Former British Europe minister MacShane jailed for bogus expenses
Reuters
December 23, 2013, 10:43 pm
Denis MacShane arrives at the Old Bailey court in central London on December 23, 2013 for sentencing after pleading guilty to falsely claiming thousands of pounds in parliamentary expenses (AFP, Carl Court)
LONDON (Reuters) - Former Labour MP Denis MacShane was jailed for six months on Monday for false accounting after admitting making bogus parliamentary expenses claims worth nearly 13,000 pounds.
MacShane, who served as Europe minister for three years under Tony Blair, submitted 19 fake invoices between 2005 and 2008 while he was the member of parliament for Rotherham in northern England, the Old Bailey heard.
The 65-year-old was the fifth MP to be jailed in relation to the 2009 expenses scandal that angered the public and damaged trust in parliament.
The system was reformed after disclosures that some MPs had claimed expenses for everything from pornographic films and tennis court repairs to moat-cleaning and a bath plug.
Sentencing MacShane, judge Nigel Sweeney said the former MP's dishonesty amounted to a "flagrant breach of trust" that had undermined public confidence in parliament.
"You deliberately created misleading and deceptive invoices and then used them in order to procure payments of public money," Sweeney told the court. "The deception used was calculated and designed to avoid suspicion falling on your claims."
The court heard how MacShane claimed bogus expenses to pay for research and translation work supposedly done by an organisation called the European Policy Institute (EPI), a research body he had set up in 1992. In fact, the EPI had not done any work and the money went straight to MacShane.
However, the court heard that MacShane had paid other third parties to do some work to help in his role as an MP, but that he had not kept the receipts.
Instead, MacShane tried to estimate the cost of the genuine work and then reclaimed the expenses through the EPI.
Prosecutors said they accepted MacShane's argument that he had submitted false invoices to recoup expenses he genuinely incurred as an MP. They also accepted that he had not intended to profit personally and said his "chaotic" record-keeping had contributed to the confusion. The money was paid back.

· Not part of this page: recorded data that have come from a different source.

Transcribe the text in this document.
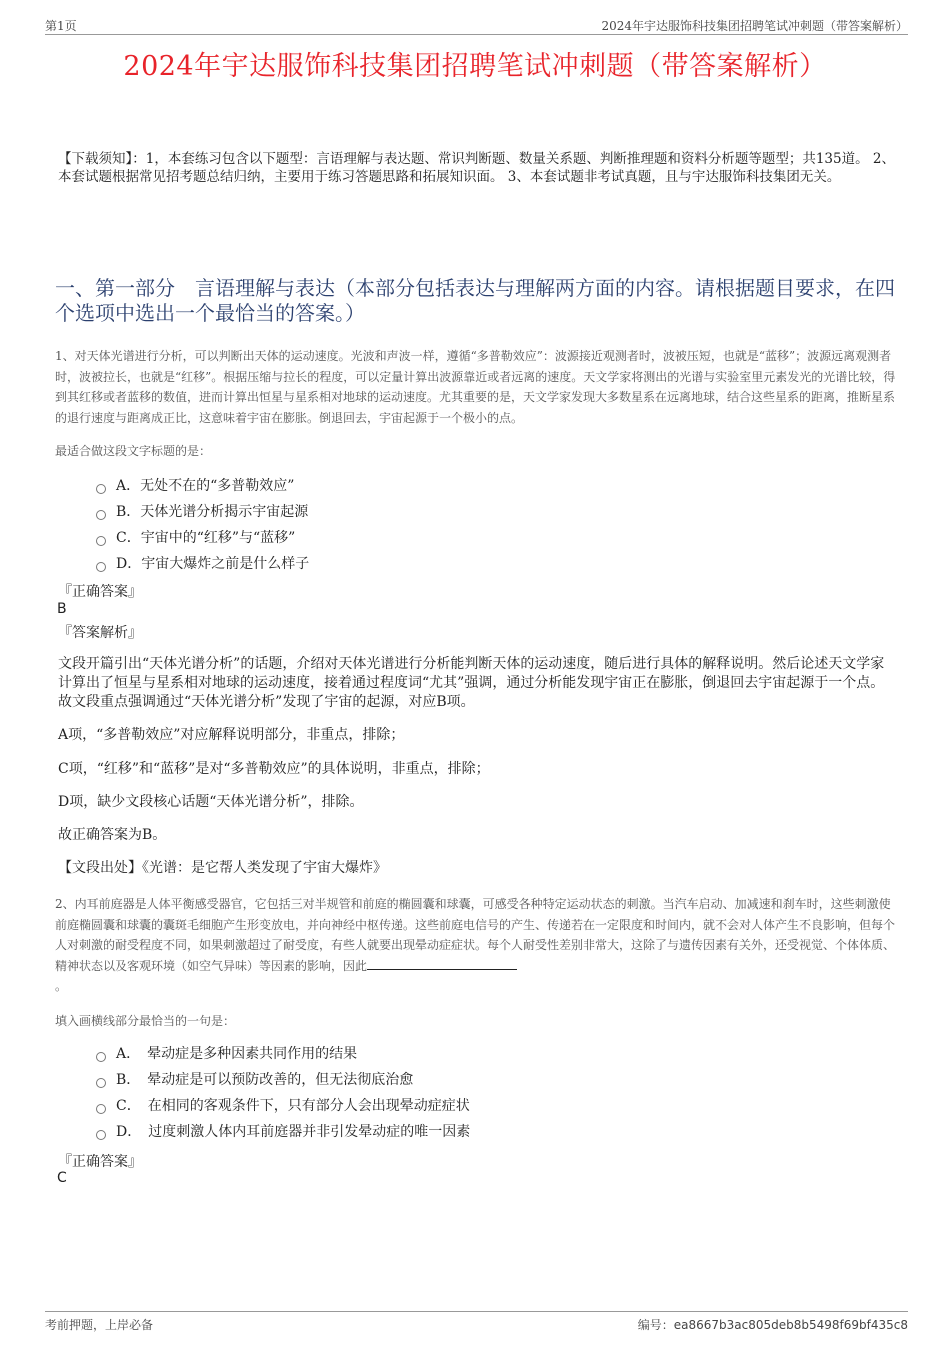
第1页	2024年宇达服饰科技集团招聘笔试冲刺题（带答案解析）
2024年宇达服饰科技集团招聘笔试冲刺题（带答案解析）
【下载须知】：1，本套练习包含以下题型：言语理解与表达题、常识判断题、数量关系题、判断推理题和资料分析题等题型；共135道。 2、本套试题根据常见招考题总结归纳，主要用于练习答题思路和拓展知识面。 3、本套试题非考试真题，且与宇达服饰科技集团无关。
一、第一部分　言语理解与表达（本部分包括表达与理解两方面的内容。请根据题目要求，在四个选项中选出一个最恰当的答案。）
1、对天体光谱进行分析，可以判断出天体的运动速度。光波和声波一样，遵循“多普勒效应”：波源接近观测者时，波被压短，也就是“蓝移”；波源远离观测者时，波被拉长，也就是“红移”。根据压缩与拉长的程度，可以定量计算出波源靠近或者远离的速度。天文学家将测出的光谱与实验室里元素发光的光谱比较，得到其红移或者蓝移的数值，进而计算出恒星与星系相对地球的运动速度。尤其重要的是，天文学家发现大多数星系在远离地球，结合这些星系的距离，推断星系的退行速度与距离成正比，这意味着宇宙在膨胀。倒退回去，宇宙起源于一个极小的点。
最适合做这段文字标题的是：
A．无处不在的“多普勒效应”
B．天体光谱分析揭示宇宙起源
C．宇宙中的“红移”与“蓝移”
D．宇宙大爆炸之前是什么样子
『正确答案』
B
『答案解析』
文段开篇引出“天体光谱分析”的话题，介绍对天体光谱进行分析能判断天体的运动速度，随后进行具体的解释说明。然后论述天文学家计算出了恒星与星系相对地球的运动速度，接着通过程度词“尤其”强调，通过分析能发现宇宙正在膨胀，倒退回去宇宙起源于一个点。故文段重点强调通过“天体光谱分析”发现了宇宙的起源，对应B项。
A项，“多普勒效应”对应解释说明部分，非重点，排除；
C项，“红移”和“蓝移”是对“多普勒效应”的具体说明，非重点，排除；
D项，缺少文段核心话题“天体光谱分析”，排除。
故正确答案为B。
【文段出处】《光谱：是它帮人类发现了宇宙大爆炸》
2、内耳前庭器是人体平衡感受器官，它包括三对半规管和前庭的椭圆囊和球囊，可感受各种特定运动状态的刺激。当汽车启动、加减速和刹车时，这些刺激使前庭椭圆囊和球囊的囊斑毛细胞产生形变放电，并向神经中枢传递。这些前庭电信号的产生、传递若在一定限度和时间内，就不会对人体产生不良影响，但每个人对刺激的耐受程度不同，如果刺激超过了耐受度，有些人就要出现晕动症症状。每个人耐受性差别非常大，这除了与遗传因素有关外，还受视觉、个体体质、精神状态以及客观环境（如空气异味）等因素的影响，因此
。
填入画横线部分最恰当的一句是：
A．　晕动症是多种因素共同作用的结果
B．　晕动症是可以预防改善的，但无法彻底治愈
C．　在相同的客观条件下，只有部分人会出现晕动症症状
D．　过度刺激人体内耳前庭器并非引发晕动症的唯一因素
『正确答案』
C
考前押题，上岸必备	编号：ea8667b3ac805deb8b5498f69bf435c8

The judge said MacShane's case was different from those of the other four MPs jailed for false expenses claims.
"Each of the others was sentenced upon the basis that his claims were wholly false, whereas you must be sentenced upon the basis that there were other genuine expenses that you had incurred and paid in broadly the same sums and which you could have reclaimed legitimately," Sweeney said.
"However ... the dishonesty involved was considerable and was repeated many times over a long period."
MacShane, an Oxford-educated former BBC journalist, resigned as an MP in November 2012 after a parliamentary investigation into his expenses. He had served as MP for Rotherham for 18 years.